How can I find out exactly where Masimo is?

Five minutes later

I can’t trust Radio Jas to ask Tom to find out where Masimo has gone in Hamburger-a-gogo land. Anytime I ask her anything private it’s usually on the Radio Jas airwaves in about two and a half minutes. Her idea of being subtle and finding out things is that she goes out into the street and shouts, “Anyone know anything about this secret thing I am never going to mention?”

Hmmmmmmmm.

I hate to admit it, but I need the assistance of Dave the Laugh.

Donner and Blitzen!

If I could just accidentally bump into him on the way home then I wouldn’t have to phone him.

Ten minutes later

Because if I phone him and Rachel is there I will feel like a facsimile of a sham. I mean he is officially (ish) going out with her.

Five minutes later

Even though he keeps snogging me.

Ten minutes later

Anyway, how can I trust anything he says – it was him, after all, who said he fancied my mum!

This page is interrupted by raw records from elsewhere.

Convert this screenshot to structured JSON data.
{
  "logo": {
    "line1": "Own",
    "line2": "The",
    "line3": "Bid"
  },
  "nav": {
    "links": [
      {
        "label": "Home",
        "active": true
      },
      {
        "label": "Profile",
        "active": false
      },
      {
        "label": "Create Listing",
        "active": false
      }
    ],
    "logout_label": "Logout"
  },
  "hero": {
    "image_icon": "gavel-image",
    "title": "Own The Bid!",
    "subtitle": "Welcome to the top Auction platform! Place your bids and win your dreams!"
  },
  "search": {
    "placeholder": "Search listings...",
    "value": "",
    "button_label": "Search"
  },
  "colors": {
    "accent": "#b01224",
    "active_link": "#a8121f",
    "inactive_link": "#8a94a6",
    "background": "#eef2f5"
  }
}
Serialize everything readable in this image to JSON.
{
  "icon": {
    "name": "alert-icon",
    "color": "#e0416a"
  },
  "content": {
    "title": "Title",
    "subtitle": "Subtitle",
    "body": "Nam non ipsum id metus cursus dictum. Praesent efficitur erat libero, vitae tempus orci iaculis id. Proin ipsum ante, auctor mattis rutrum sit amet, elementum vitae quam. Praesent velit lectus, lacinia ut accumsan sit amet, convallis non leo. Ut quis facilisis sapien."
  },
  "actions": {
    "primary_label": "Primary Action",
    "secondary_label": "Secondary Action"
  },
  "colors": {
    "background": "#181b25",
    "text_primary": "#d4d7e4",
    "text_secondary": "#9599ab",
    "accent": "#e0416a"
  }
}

But then he is also my mate and official Hornmeister.

Also, he said that I have accidentally done the right thing and become Mystery Girl with Masimo.

Tuesday May 10 th

on the way home

Jas and me were ambushed by four Foxwood lads. Two of them deliberately ran into my legs on their bikes, fell off, got back on backwards and started circling us really fast yelling, “You slags!!”